If you are a mother of only boys, this is not something you ever want to hear from your OB/GYN after delivering your baby.
Did he say “It’s a girl?” –
This was what I asked my husband in the recovery room. I must have had temporary amnesia after the delivery, probably brought on by that pronouncement.
But it came back to me.
Yes –
Is there something wrong with our son? –
No. There is something wrong with your doctor –
(Stop yelling about a healthy baby being a blessing –that sex isn’t important. I know that. Believe me. I know.)
However, it is also ok to confront the fact that not having a daughter is a kind of absence that mothers of boys only (MOBOs) experience. And when you are lying spread eagle exhausted on the table, sweating, panting, bloody, the last thing you can deal with is a ridiculous doctor who can’t tell the difference between a freakin’ boy or the elusive girl baby.
Let me put it out there that there is NOTHING wrong with my son. All the parts are there. I am a qualified expert in that field as I was on diaper duty for four male children.
And yet, I felt not a moment of disappointment, sadness, or shock. My beautiful tiny boy, with denim blue eyes and a mop of white blond hair, looked newly sent from heaven. He was everything to me the moment I held him. I counted his fingers and toes and gently ran my hand over his head, feeling the familiar weight of his newness and thanked G-d he was ok.
For seven months I didn’t know if he would be.
The bleeding started at 8 weeks.
Looking back, the doctor thinks I lost his twin. That accounted for symptoms of a miscarriage while still having a pregnancy. There was a shadow on the sonogram that eventually disappeared into me. Or, as my son surmises, he is so powerful that he absorbed his twin and you know what, that is entire plausible.
I wasn’t sad about the twin, just petrified that I would lose another pregnancy.
The pregnancy before, I ‘d suffered a “silent miscarriage” in my second trimester.
A routine exam.
The look on the sonographer’s face.
I knew.
I’m going to get the doctor. I’m having a little trouble finding the heartbeat –
But just a few weeks ago I’d seen the baby’s heartbeat. Good news. I was told 95% of pregnancies make it to term when you see the heartbeat. But odds never stood in my way unless it involved a lottery ticket.
The next day I had the D&E. My baby had passed at least two weeks before (estimated) but didn’t want to leave on (her?) own.
It isn’t a baby – my husband said.
It isn’t a baby – I repeated.
TBH I handled it like a pro. Totally trusted that there was something wrong and it wasn’t meant to be. And when I got pregnant again, any potential grudge against the powers that be was nulled.
Until week 8.
Months of tests and bedrest and stress trickled by in Worst Case Senario Land. At 26 weeks, I had a two hour sonogram, about an hour and 15 minutes longer than “normal.” Something was wrong and THEY weren’t telling me…
Nothing was wrong.
My son.
When he was born, with all of my soul, I swear to you that the only thing that mattered about his biology that it was healthy. People say that. I swear that.
That does NOT mean that I didn’t grieve not having a daughter somewhere in the lineup. That’s something else entirely, and mothers of boys only know that this does not mean we love or cherish our gifts any less.
We do not wish they had been anything but who they are, and our lives are defined by that infinite love. Hockey gear, sweaty gym bags, constant feedings, wet towels on the floors, toilet seats up, yessss but also that infinite love.

I literally dreamt of having a daughter and woke up feeling sad. I was banned from the girl’s section of BABY GAP, cheerleading my friends as they showed off the sparkly headbands, leotards, and tutus they purchased for their own daughters. They were in the club and I didn’t have the password.

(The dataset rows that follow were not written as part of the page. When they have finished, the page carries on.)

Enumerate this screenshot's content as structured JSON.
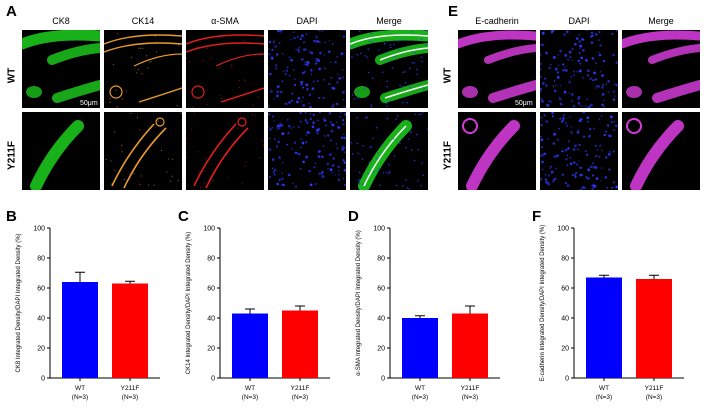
{
  "panels": {
    "A": "A",
    "B": "B",
    "C": "C",
    "D": "D",
    "E": "E",
    "F": "F"
  },
  "colors": {
    "wt": "#0000ff",
    "y211f": "#ff0000",
    "ck8": "#1cc41c",
    "ck14": "#e89a2a",
    "sma": "#e21e1e",
    "dapi": "#2a3cff",
    "ecad": "#d43bd8"
  },
  "panelA": {
    "columns": [
      "CK8",
      "CK14",
      "α-SMA",
      "DAPI",
      "Merge"
    ],
    "rows": [
      "WT",
      "Y211F"
    ],
    "scale": "50μm"
  },
  "panelE": {
    "columns": [
      "E-cadherin",
      "DAPI",
      "Merge"
    ],
    "rows": [
      "WT",
      "Y211F"
    ],
    "scale": "50μm"
  },
  "chart_data": [
    {
      "type": "bar",
      "panel": "B",
      "categories": [
        "WT",
        "Y211F"
      ],
      "sublabels": [
        "(N=3)",
        "(N=3)"
      ],
      "values": [
        64,
        63
      ],
      "errors": [
        6.5,
        1.5
      ],
      "ylabel": "CK8 Integrated Density/DAPI Integrated Density (%)",
      "ylim": [
        0,
        100
      ],
      "ticks": [
        0,
        20,
        40,
        60,
        80,
        100
      ]
    },
    {
      "type": "bar",
      "panel": "C",
      "categories": [
        "WT",
        "Y211F"
      ],
      "sublabels": [
        "(N=3)",
        "(N=3)"
      ],
      "values": [
        43,
        45
      ],
      "errors": [
        3,
        3
      ],
      "ylabel": "CK14 Integrated Density/DAPI Integrated Density (%)",
      "ylim": [
        0,
        100
      ],
      "ticks": [
        0,
        20,
        40,
        60,
        80,
        100
      ]
    },
    {
      "type": "bar",
      "panel": "D",
      "categories": [
        "WT",
        "Y211F"
      ],
      "sublabels": [
        "(N=3)",
        "(N=3)"
      ],
      "values": [
        40,
        43
      ],
      "errors": [
        1.5,
        5
      ],
      "ylabel": "α-SMA Integrated Density/DAPI Integrated Density (%)",
      "ylim": [
        0,
        100
      ],
      "ticks": [
        0,
        20,
        40,
        60,
        80,
        100
      ]
    },
    {
      "type": "bar",
      "panel": "F",
      "categories": [
        "WT",
        "Y211F"
      ],
      "sublabels": [
        "(N=3)",
        "(N=3)"
      ],
      "values": [
        67,
        66
      ],
      "errors": [
        1.5,
        2.5
      ],
      "ylabel": "E-cadherin Integrated Density/DAPI Integrated Density (%)",
      "ylim": [
        0,
        100
      ],
      "ticks": [
        0,
        20,
        40,
        60,
        80,
        100
      ]
    }
  ]
}
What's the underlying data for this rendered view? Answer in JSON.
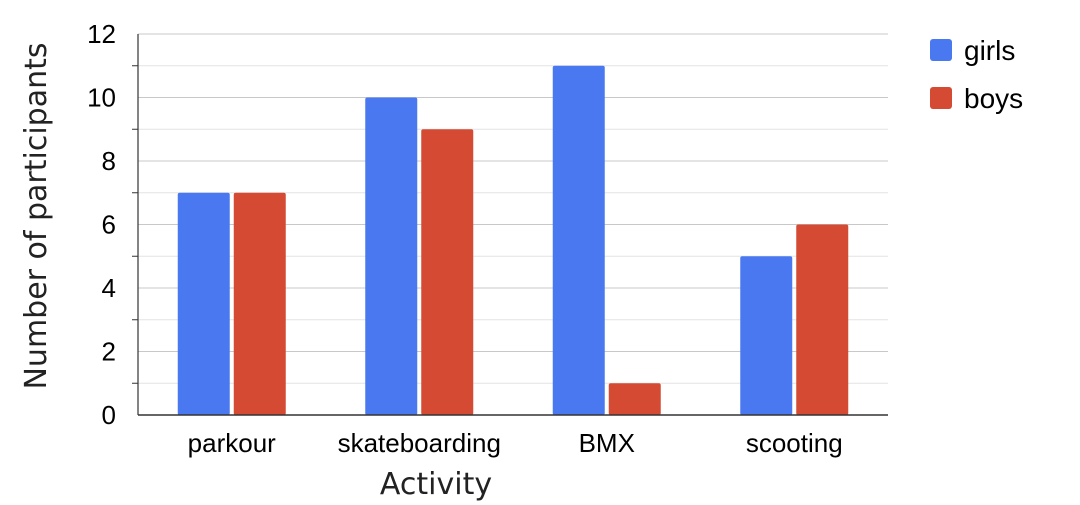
{
  "chart_data": {
    "type": "bar",
    "categories": [
      "parkour",
      "skateboarding",
      "BMX",
      "scooting"
    ],
    "series": [
      {
        "name": "girls",
        "values": [
          7,
          10,
          11,
          5
        ],
        "color": "#4a78f0"
      },
      {
        "name": "boys",
        "values": [
          7,
          9,
          1,
          6
        ],
        "color": "#d44a33"
      }
    ],
    "title": "",
    "xlabel": "Activity",
    "ylabel": "Number of participants",
    "ylim": [
      0,
      12
    ],
    "yticks": [
      0,
      2,
      4,
      6,
      8,
      10,
      12
    ],
    "grid": true,
    "legend": "top-right"
  }
}
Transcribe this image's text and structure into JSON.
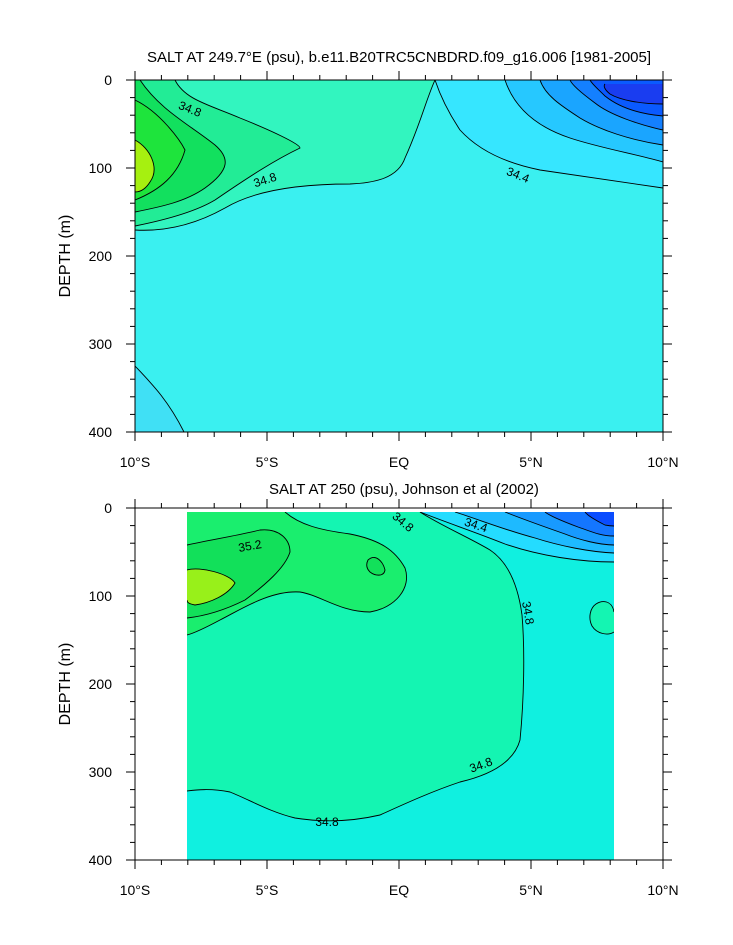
{
  "chart_data": [
    {
      "type": "contour",
      "title": "SALT AT 249.7°E (psu), b.e11.B20TRC5CNBDRD.f09_g16.006 [1981-2005]",
      "xlabel": "",
      "ylabel": "DEPTH (m)",
      "xlim": [
        -10,
        10
      ],
      "ylim": [
        400,
        0
      ],
      "x_ticks": [
        -10,
        -5,
        0,
        5,
        10
      ],
      "x_tick_labels": [
        "10°S",
        "5°S",
        "EQ",
        "5°N",
        "10°N"
      ],
      "y_ticks": [
        0,
        100,
        200,
        300,
        400
      ],
      "y_tick_labels": [
        "0",
        "100",
        "200",
        "300",
        "400"
      ],
      "contour_labels": [
        "34.8",
        "34.8",
        "34.4"
      ],
      "colors": {
        "background": "#3af0f0",
        "deep_low": "#40e0f5",
        "band_34_8": "#32f5bf",
        "band_35_0": "#22ec96",
        "band_35_2": "#12e05e",
        "band_35_4": "#1ee43c",
        "core": "#a6f010",
        "low_1": "#36e6ff",
        "low_2": "#26c8ff",
        "low_3": "#1aa5ff",
        "low_4": "#1480ff",
        "low_5": "#0a5aff",
        "low_6": "#1a3df0"
      }
    },
    {
      "type": "contour",
      "title": "SALT AT 250 (psu), Johnson et al (2002)",
      "xlabel": "",
      "ylabel": "DEPTH (m)",
      "xlim": [
        -10,
        10
      ],
      "ylim": [
        400,
        0
      ],
      "data_extent_x": [
        -8,
        8.2
      ],
      "data_extent_depth": [
        10,
        400
      ],
      "x_ticks": [
        -10,
        -5,
        0,
        5,
        10
      ],
      "x_tick_labels": [
        "10°S",
        "5°S",
        "EQ",
        "5°N",
        "10°N"
      ],
      "y_ticks": [
        0,
        100,
        200,
        300,
        400
      ],
      "y_tick_labels": [
        "0",
        "100",
        "200",
        "300",
        "400"
      ],
      "contour_labels": [
        "35.2",
        "34.8",
        "34.4",
        "34.8",
        "34.8",
        "34.8"
      ],
      "colors": {
        "background": "#10f0e0",
        "band_34_8": "#14f5b2",
        "band_35_0": "#1aee6e",
        "band_35_2": "#12e05a",
        "core": "#98f01a",
        "low_1": "#24dcff",
        "low_2": "#1ebaff",
        "low_3": "#189aff",
        "low_4": "#1476ff",
        "low_5": "#0a4cff"
      }
    }
  ]
}
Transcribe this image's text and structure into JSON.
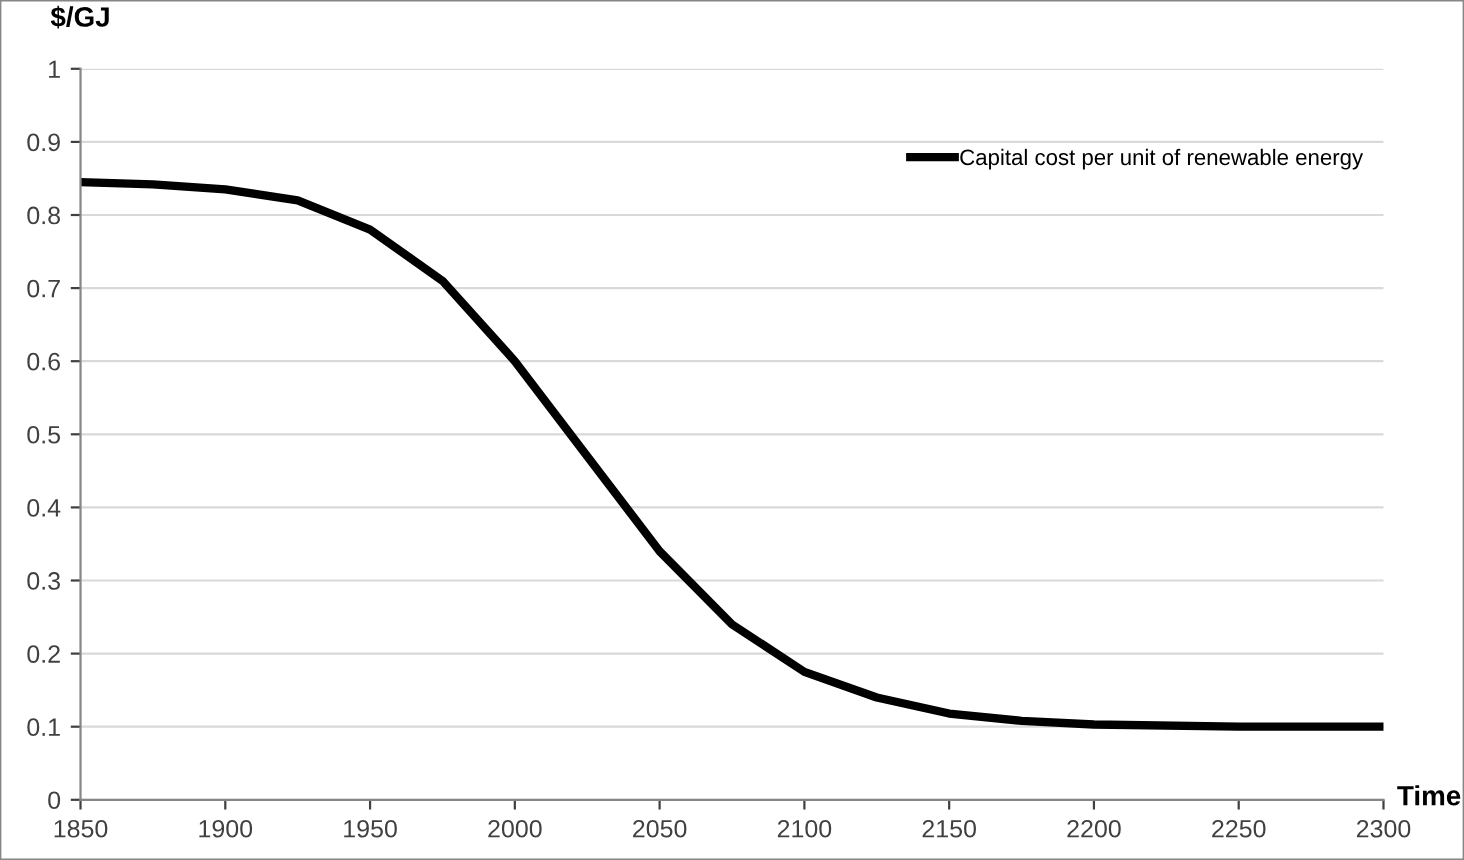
{
  "chart_data": {
    "type": "line",
    "xlabel": "Time",
    "ylabel": "$/GJ",
    "x": [
      1850,
      1875,
      1900,
      1925,
      1950,
      1975,
      2000,
      2025,
      2050,
      2075,
      2100,
      2125,
      2150,
      2175,
      2200,
      2250,
      2300
    ],
    "series": [
      {
        "name": "Capital cost per unit of renewable energy",
        "color": "#000000",
        "values": [
          0.845,
          0.842,
          0.835,
          0.82,
          0.78,
          0.71,
          0.6,
          0.47,
          0.34,
          0.24,
          0.175,
          0.14,
          0.118,
          0.108,
          0.103,
          0.1,
          0.1
        ]
      }
    ],
    "xlim": [
      1850,
      2300
    ],
    "xticks": [
      1850,
      1900,
      1950,
      2000,
      2050,
      2100,
      2150,
      2200,
      2250,
      2300
    ],
    "ylim": [
      0,
      1
    ],
    "yticks": [
      0,
      0.1,
      0.2,
      0.3,
      0.4,
      0.5,
      0.6,
      0.7,
      0.8,
      0.9,
      1
    ],
    "grid": "y",
    "legend": "top right",
    "marker": "none",
    "line_style": "solid"
  }
}
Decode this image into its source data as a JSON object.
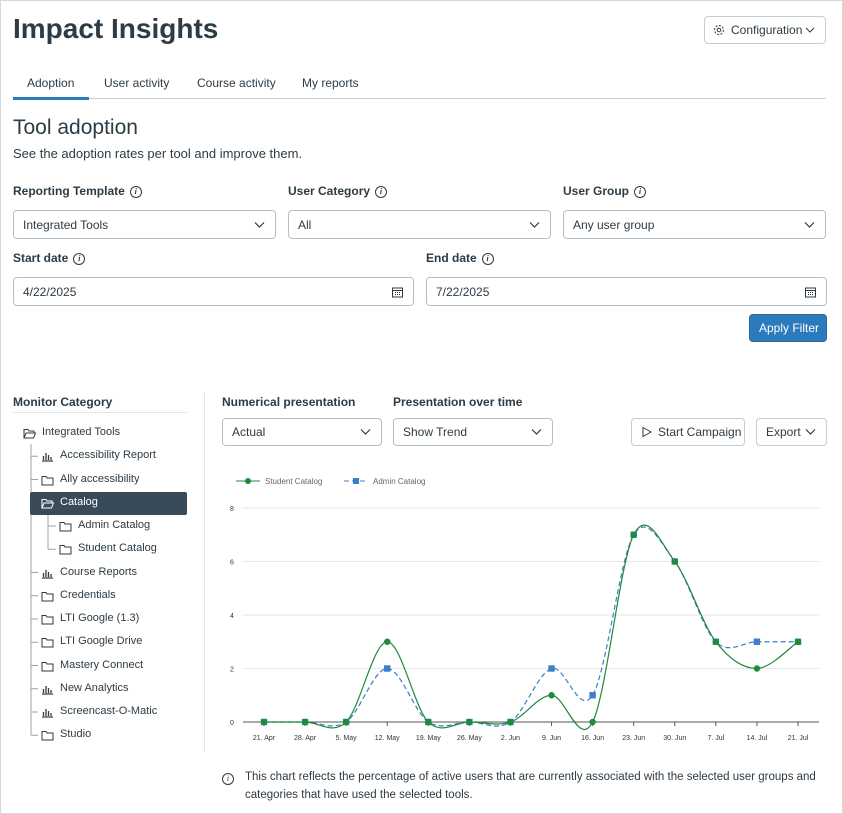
{
  "header": {
    "title": "Impact Insights",
    "config_button": "Configuration"
  },
  "tabs": [
    "Adoption",
    "User activity",
    "Course activity",
    "My reports"
  ],
  "section": {
    "title": "Tool adoption",
    "subtitle": "See the adoption rates per tool and improve them."
  },
  "filters": {
    "reporting_template": {
      "label": "Reporting Template",
      "value": "Integrated Tools"
    },
    "user_category": {
      "label": "User Category",
      "value": "All"
    },
    "user_group": {
      "label": "User Group",
      "value": "Any user group"
    },
    "start_date": {
      "label": "Start date",
      "value": "4/22/2025"
    },
    "end_date": {
      "label": "End date",
      "value": "7/22/2025"
    },
    "apply_button": "Apply Filter"
  },
  "monitor": {
    "title": "Monitor Category",
    "tree": [
      "Integrated Tools",
      "Accessibility Report",
      "Ally accessibility",
      "Catalog",
      "Admin Catalog",
      "Student Catalog",
      "Course Reports",
      "Credentials",
      "LTI Google (1.3)",
      "LTI Google Drive",
      "Mastery Connect",
      "New Analytics",
      "Screencast-O-Matic",
      "Studio"
    ]
  },
  "controls": {
    "numerical": {
      "label": "Numerical presentation",
      "value": "Actual"
    },
    "over_time": {
      "label": "Presentation over time",
      "value": "Show Trend"
    },
    "start_campaign": "Start Campaign",
    "export": "Export"
  },
  "chart_data": {
    "type": "line",
    "categories": [
      "21. Apr",
      "28. Apr",
      "5. May",
      "12. May",
      "19. May",
      "26. May",
      "2. Jun",
      "9. Jun",
      "16. Jun",
      "23. Jun",
      "30. Jun",
      "7. Jul",
      "14. Jul",
      "21. Jul"
    ],
    "series": [
      {
        "name": "Student Catalog",
        "color": "#1e8a3c",
        "values": [
          0,
          0,
          0,
          3,
          0,
          0,
          0,
          1,
          0,
          7,
          6,
          3,
          2,
          3
        ]
      },
      {
        "name": "Admin Catalog",
        "color": "#3b7fc4",
        "values": [
          0,
          0,
          0,
          2,
          0,
          0,
          0,
          2,
          1,
          7,
          6,
          3,
          3,
          3
        ]
      }
    ],
    "ylim": [
      0,
      8
    ],
    "yticks": [
      0,
      2,
      4,
      6,
      8
    ],
    "grid": true,
    "legend": "top-left"
  },
  "footnote": "This chart reflects the percentage of active users that are currently associated with the selected user groups and categories that have used the selected tools."
}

I write this as an older person who has seen my baby boys, who once regarded me as the entire world, who grasped my fingers in their small hands, who ran into my arms at school pickup, who distanced themselves as teenagers and later adult children do, and wonder if it would have been different with daughters. Maybe it would have been worse. But I don’t miss something I never had. I only miss MY baby boys even as I marvel at the astounding men they have become.